Versione di Virgilio

Libro 12, vv. 441-467

Traduzione della Versione "Libro 12, vv. 441-467" di Virgilio

Testo Originale Latino

Haec ubi dicta dedit, portis sese extulit ingens telum immane manu quatiens; simul agmine denso Antheusque Mnestheusque ruunt, omnisque relictis turba fluit castris. tum caeco pulvere campus miscetur pulsuque pedum tremit excita tellus. 445 vidit ab adverso venientis aggere Turnus, videre Ausonii, gelidusque per ima cucurrit ossa tremor; prima ante omnis Iuturna Latinos audiit agnovitque sonum et tremefacta refugit. ille volat campoque atrum rapit agmen aperto. 450 qualis ubi ad terras abrupto sidere nimbus it mare per medium miseris, heu, praescia longe horrescunt corda agricolis: dabit ille ruinas arboribus stragemque satis, ruet omnia late, ante volant sonitumque ferunt ad litora venti: 455 talis in adversos ductor Rhoeteius hostis agmen agit, densi cuneis se quisque coactis adglomerant. ferit ense gravem Thymbraeus Osirim, Arcetium Mnestheus, Epulonem obtruncat Achates Ufentemque Gyas; cadit ipse Tolumnius augur, 460 primus in adversos telum qui torserat hostis. tollitur in caelum clamor, versique vicissim pulverulenta fuga Rutuli dant terga per agros. ipse neque aversos dignatur sternere morti nec pede congressos aequo nec tela ferentis 465 insequitur: solum densa in caligine Turnum vestigat lustrans, solum in certamina poscit.

Traduzione Italiana

Come disse queste parole, siportò fuori dalle porte gigantesco scuotendo con la mano un dardo enorme; insieme in schera serrata Anteo e Mnesteo precipitano, abbandonato il campo tutta la folla dilaga.
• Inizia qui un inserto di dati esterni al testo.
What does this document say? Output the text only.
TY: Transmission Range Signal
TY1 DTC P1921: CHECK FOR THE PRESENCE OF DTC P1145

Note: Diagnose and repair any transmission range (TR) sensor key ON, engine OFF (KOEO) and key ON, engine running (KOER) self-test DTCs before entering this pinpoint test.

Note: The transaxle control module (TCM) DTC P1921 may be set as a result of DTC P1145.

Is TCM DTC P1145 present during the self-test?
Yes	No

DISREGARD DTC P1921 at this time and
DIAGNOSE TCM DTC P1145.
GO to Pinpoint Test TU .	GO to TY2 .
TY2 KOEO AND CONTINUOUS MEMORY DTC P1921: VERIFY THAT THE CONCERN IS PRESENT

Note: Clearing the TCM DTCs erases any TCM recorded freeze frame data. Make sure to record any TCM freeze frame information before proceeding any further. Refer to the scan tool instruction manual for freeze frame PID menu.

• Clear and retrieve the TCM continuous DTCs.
Poi la piana è sconvoltadi cieca polvere e la terra scossa dal battere dei piedi trema. 445 Turno vide dal tumulo di fronte i sopraggiungenti, gli Ausoni videro, ed un gelido tremore corse per il profondo delle ossa, prima di tutti i Latini Giuturna sentì, riconobbe il rimbombo ed atterrita fuggì. Egli vola ed in campo aperto trascina la nera schiera. 450 Come quando un nembo, rottosi il firmamento, avanza in mezzo al mare verso le terre sui miseri, ahi, da lontano ai contadini i presaghi cuori inorridiscono: egli porterà disastri agli alberi e strage ai seminativi, travolgerà tutto d'intorno, prima i venti volano e portano il rimbombo ai lidi: 455 tale il condottiero reteo spinge la schiera contri i nemici di fronte, fitti si stringono, disposti ciascuno in cunei. Timbreo ferisce con la spada il pesante Osiri, Mnesteo Arcezio, Acate stronca Epulone, Gia Ufente; cade lo stesso augure Tolumnio, 460 che per primo aveva scagliato il dardo contro i nemici di fronte. Si alza nel cielo un grido, sconfitti a loro volta i Rutuli voltan le spalle con polverosa polvere per i campi. Ma lui non si degna né di stendere a morte i fuggitivi né insegue quelli che l'affrontano con uguale passo né 465 quelli che recano armi: nella densa caligine indagando ricerca il solo Turno, solo lui richiede al duello.